So this movie starts off with a kid (well, he’s a police officer, so presumably an adult, but he reads like a teenager) who’s just been dumped, and is effectively in denial about it; and it also starts off with a woman who is engaging in some initially-confusing activities that eventually reveal themselves to be drug-related. And then they meet, have a kind of charming but distant night together, he’s kind of thinking about her, she kills a druglord, and…

… the movie takes a right turn. And tbh, it kind of lost me here, because what happens is, the cop has been at this snack counter a bunch of times over the course of the movie, and the owner has tried to set him up with various of his workers, and he does it again. And the scene then shifts to a cop (who looks older and is wearing an actual cop uniform) talking to the snack counter guy about his girlfriend.

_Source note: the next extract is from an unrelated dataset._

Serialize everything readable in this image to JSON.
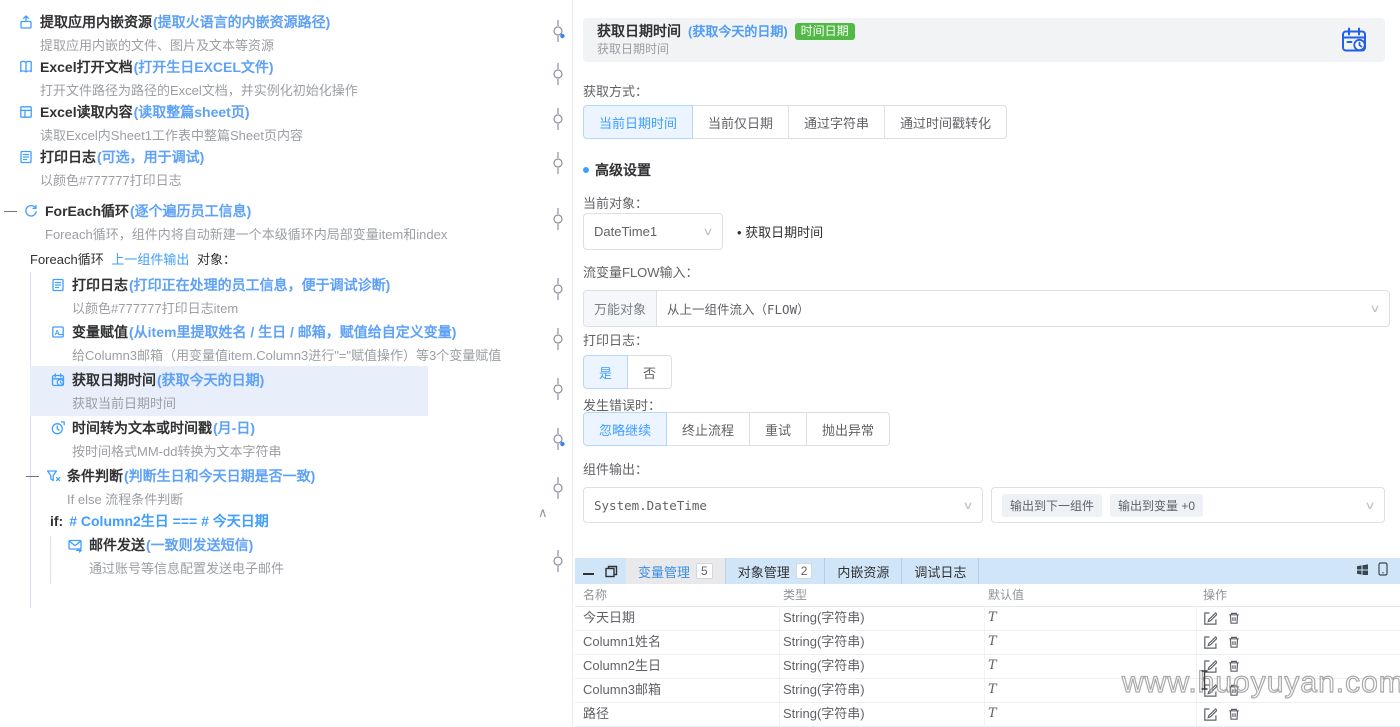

And so of course, I’m thinking this is the same guy, and as his story progresses on, I’m getting confused about how the thing with the drug lady is fitting into all this. But it’s a DIFFERENT PERSON. The movie is effectively two separate stories stitched together, both about policemen dealing with breakups and getting involved with women who are trouble, and that first one is actually completely over, that’s all there was to it.

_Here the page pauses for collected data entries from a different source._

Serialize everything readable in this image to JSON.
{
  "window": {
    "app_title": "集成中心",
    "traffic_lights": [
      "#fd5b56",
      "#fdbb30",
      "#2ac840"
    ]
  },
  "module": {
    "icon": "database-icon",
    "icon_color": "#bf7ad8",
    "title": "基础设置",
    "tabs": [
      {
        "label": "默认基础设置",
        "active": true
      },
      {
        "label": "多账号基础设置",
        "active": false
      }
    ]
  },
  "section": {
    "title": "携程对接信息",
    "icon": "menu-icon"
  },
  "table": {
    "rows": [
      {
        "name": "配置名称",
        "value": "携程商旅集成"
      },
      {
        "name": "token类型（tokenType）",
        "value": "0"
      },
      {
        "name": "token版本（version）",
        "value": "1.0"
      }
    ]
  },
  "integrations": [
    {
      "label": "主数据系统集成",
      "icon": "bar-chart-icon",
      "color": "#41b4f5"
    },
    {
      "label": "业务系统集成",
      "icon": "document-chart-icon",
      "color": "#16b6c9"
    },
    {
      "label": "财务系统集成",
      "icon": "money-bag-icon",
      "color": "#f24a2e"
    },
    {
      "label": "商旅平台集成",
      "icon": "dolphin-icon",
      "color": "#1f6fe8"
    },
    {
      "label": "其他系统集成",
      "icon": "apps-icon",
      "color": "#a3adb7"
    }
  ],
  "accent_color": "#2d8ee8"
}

This confused me for longer into the movie than it should have, tbh, but also once I figured it out, it was kind of annoying, because that first story was really interesting, and the interaction of this dumbass burbling kid with an older woman whose life is clearly complicated and stressful had so much potential. But the second story… not so much. It’s basically a kinda generic handsome reserved dude and a manic pixie dream girl who breaks into his apartment and rearranges stuff, which he inexplicably finds charming and not super-creepy when he finds out about it.

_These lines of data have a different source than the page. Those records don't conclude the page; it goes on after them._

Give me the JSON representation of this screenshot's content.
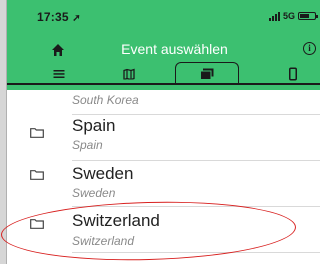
{
  "status_bar": {
    "time": "17:35",
    "network": "5G"
  },
  "header": {
    "title": "Event auswählen"
  },
  "tabs": [
    {
      "icon": "list-icon",
      "selected": false
    },
    {
      "icon": "map-icon",
      "selected": false
    },
    {
      "icon": "folder-icon",
      "selected": true
    },
    {
      "icon": "phone-icon",
      "selected": false
    }
  ],
  "list": {
    "partial_item": {
      "subtitle": "South Korea"
    },
    "items": [
      {
        "name": "Spain",
        "subtitle": "Spain"
      },
      {
        "name": "Sweden",
        "subtitle": "Sweden"
      },
      {
        "name": "Switzerland",
        "subtitle": "Switzerland"
      }
    ]
  },
  "colors": {
    "header_bg": "#3cc070",
    "highlight": "#d8201f"
  }
}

Wong Kar-wai was on that great movies list with In the Mood for Love, one of only two movies from the 21st century. This is an earlier work, and it feels a lot earlier — it’s less self-assured, it’s doing stylistic tricks that come off a bit gimmicky (there’s a lot of super-blurry low-framerate motion), and the characters are just a lot flatter. My recommendation is, go ahead and watch it for the first half, but turn it off as soon as you see Tony Leung, because there’s not much to recommend the second half.